11. 5 Reliable Findings From Happiness Research

John Grohol compiled this list including lottery winnings create only short-term happiness, the importance of relationships and experiences over money and possessions, and how we can control about 40-50% of our own happiness and briefly discusses some of the criticisms of the positive psychology movement.

12. Science Fair Projects and Experiments

Topics, ideas, resources, and sample projects for primary, elementary, middle and high school students and teachers compiled by Julian Rubin. Includes science fair projects types, the scientific method, the display board for many topics in Psychology and Human Behavior. Personality projects include: Myers-Briggs type indicator, addictive behavior, birth order, stress and self-esteem, mood and humor, and more. With minor modifications, some topics and projects may also be suitable for college-level laboratory classes in personality psychology.

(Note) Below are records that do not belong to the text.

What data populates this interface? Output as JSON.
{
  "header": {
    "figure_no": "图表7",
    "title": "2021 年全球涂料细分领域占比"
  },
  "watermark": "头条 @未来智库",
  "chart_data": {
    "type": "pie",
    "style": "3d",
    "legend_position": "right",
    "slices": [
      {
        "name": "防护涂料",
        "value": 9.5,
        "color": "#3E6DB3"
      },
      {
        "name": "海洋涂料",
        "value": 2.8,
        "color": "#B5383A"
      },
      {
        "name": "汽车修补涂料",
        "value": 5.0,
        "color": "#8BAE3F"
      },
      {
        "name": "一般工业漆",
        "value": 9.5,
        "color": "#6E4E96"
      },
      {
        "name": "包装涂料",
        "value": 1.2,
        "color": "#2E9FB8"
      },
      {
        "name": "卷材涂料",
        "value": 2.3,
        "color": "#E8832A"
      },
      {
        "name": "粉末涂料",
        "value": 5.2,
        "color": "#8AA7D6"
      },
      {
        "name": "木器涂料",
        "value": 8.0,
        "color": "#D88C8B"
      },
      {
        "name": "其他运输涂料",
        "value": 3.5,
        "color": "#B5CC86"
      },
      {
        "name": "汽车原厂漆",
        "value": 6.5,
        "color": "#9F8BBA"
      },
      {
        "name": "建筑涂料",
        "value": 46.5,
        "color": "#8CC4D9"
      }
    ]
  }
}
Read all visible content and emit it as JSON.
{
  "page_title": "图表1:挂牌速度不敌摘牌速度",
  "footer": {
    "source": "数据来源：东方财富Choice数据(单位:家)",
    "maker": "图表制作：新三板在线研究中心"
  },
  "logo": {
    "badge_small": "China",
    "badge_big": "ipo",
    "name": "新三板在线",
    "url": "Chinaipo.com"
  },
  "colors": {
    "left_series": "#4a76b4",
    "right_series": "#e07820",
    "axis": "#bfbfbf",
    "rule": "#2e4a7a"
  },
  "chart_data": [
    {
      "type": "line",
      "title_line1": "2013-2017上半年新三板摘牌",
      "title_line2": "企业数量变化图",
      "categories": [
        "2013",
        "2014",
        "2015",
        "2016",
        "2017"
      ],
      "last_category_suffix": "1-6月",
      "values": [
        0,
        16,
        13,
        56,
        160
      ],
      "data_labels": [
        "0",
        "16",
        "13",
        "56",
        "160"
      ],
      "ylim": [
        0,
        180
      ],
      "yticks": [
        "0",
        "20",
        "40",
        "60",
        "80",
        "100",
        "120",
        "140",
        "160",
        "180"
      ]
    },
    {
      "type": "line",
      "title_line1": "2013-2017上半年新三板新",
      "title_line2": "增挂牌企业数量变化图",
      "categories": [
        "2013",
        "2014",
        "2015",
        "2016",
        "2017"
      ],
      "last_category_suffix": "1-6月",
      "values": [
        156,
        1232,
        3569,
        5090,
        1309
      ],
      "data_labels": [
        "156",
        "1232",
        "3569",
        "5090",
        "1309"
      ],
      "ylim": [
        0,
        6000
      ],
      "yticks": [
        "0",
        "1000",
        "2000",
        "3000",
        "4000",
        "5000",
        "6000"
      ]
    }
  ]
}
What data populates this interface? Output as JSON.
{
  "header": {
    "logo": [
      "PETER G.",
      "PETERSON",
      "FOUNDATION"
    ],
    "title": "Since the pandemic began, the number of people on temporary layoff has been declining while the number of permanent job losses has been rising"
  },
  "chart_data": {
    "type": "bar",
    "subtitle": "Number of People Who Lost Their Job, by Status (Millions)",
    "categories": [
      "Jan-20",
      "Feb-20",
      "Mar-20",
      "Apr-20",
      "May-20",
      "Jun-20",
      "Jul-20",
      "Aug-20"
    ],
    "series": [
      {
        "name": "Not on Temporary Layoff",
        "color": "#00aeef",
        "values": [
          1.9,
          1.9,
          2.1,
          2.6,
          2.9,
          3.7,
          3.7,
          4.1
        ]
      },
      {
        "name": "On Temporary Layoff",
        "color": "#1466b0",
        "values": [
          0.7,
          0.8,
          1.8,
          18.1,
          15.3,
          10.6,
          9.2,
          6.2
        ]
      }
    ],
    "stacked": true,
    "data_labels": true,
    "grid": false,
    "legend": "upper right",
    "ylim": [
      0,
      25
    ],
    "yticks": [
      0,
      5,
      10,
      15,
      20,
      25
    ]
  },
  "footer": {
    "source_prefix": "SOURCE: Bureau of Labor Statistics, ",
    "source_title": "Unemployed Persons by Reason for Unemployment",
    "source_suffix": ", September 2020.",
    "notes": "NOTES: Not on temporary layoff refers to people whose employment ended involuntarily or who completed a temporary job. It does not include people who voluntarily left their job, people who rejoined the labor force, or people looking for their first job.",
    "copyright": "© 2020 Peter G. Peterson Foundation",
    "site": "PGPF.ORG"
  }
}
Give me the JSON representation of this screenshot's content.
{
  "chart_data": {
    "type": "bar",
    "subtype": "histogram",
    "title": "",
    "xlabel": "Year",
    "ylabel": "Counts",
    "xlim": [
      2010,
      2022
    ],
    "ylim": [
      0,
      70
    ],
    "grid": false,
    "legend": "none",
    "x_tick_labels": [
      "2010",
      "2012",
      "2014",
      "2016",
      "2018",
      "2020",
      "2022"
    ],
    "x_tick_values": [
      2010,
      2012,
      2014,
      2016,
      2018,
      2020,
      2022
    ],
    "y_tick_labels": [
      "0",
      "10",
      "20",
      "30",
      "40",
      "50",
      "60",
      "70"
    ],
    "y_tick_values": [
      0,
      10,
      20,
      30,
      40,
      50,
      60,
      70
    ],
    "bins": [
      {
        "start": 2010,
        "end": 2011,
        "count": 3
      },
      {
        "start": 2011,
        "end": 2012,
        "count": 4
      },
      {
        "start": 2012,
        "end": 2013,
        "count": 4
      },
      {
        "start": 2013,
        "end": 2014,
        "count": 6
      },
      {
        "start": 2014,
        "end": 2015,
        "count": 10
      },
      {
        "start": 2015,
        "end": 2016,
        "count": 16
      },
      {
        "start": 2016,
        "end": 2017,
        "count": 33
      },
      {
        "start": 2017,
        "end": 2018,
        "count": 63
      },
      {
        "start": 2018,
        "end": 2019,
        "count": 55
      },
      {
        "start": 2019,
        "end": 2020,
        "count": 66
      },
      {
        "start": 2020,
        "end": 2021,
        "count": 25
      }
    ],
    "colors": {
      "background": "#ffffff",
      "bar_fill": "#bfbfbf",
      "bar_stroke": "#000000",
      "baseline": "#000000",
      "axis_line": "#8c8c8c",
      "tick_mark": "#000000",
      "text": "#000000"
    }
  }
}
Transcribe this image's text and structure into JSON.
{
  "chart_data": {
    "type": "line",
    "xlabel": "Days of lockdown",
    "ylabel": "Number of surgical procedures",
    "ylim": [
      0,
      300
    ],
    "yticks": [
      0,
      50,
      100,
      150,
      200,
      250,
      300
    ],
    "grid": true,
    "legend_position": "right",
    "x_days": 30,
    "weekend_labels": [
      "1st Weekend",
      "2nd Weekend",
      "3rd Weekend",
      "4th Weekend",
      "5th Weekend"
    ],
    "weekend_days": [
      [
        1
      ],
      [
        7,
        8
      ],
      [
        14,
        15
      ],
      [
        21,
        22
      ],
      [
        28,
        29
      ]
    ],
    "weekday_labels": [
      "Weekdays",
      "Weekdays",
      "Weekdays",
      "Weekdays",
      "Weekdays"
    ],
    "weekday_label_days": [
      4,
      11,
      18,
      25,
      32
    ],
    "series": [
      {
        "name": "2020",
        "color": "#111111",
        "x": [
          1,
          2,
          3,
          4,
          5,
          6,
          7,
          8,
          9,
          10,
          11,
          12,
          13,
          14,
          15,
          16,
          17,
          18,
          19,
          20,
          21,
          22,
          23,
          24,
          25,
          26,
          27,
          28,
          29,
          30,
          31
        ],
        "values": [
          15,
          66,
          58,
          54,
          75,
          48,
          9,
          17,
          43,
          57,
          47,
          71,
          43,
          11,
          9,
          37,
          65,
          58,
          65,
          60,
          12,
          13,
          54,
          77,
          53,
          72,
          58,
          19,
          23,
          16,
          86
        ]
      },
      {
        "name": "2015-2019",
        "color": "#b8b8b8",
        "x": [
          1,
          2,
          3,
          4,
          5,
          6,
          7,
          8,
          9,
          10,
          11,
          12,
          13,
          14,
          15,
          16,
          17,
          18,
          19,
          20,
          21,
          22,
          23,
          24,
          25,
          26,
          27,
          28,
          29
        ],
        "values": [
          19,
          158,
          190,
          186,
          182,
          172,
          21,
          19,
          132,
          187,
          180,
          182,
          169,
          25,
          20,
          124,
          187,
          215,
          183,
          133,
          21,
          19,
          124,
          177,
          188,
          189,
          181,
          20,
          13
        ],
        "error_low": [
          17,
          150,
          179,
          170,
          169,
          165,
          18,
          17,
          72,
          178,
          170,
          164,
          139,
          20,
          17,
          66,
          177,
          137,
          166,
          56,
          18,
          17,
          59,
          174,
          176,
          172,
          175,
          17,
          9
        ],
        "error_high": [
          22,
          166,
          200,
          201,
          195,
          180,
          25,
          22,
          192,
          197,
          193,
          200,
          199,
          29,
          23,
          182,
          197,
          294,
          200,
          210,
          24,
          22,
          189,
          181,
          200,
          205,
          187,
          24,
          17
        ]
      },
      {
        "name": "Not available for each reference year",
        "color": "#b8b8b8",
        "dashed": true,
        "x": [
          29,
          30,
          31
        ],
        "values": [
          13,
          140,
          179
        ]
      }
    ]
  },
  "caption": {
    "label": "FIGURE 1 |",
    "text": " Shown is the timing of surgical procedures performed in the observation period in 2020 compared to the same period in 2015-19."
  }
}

13. TED Talk: Sheena Iyengar, Psycho-Economist On the Art of Choosing

For Americans, choosing is a way of asserting our individuality, while in other cultures deferring to the choices of respected others is a way of creating community and fostering harmony. Her her talk about her work on choice, locus of control, and culture, including the famous 24 varieties of jam study, in this TED talk. (Posted July 2010. Duration: 24:05)

14. Personality May Influence Brain Shrinkage in Aging

Studying MRI images of volunteers aged 44-88 researchers found ”lower volumes of gray matter in the frontal and medial temporal brain regions of volunteers who ranked high in neuroticism traits, compared with higher volumes of gray matter in those who ranked high in conscientious traits” according to research by Jonathan Jackson, David A. Balota, and Denise Head published in the journal ”Neurobiology and Aging” and summarized in this article from ”Science Daily”, April 27, 2010.

15. Changing Thoughts Key to Battling Even Severe Depression

”Moderate to severely depressed clients showed greater improvement in cognitive therapy when therapists emphasized changing how they think rather than how they behave, new research has found.” According to research by Daniel R. Strunk, Melissa A. Brotman and Robert J. DeRubeis published in the journal Behaviour Research and Therapy, and summarized in this article from ”Science Daily”, May 14, 2010.

16. Sigmund Freud

Excellent overview of Freud’s life, theory, therapy, and references, including a critical look at the claim to scientific status of his theory and the efficacy of psychoanalytic therapy.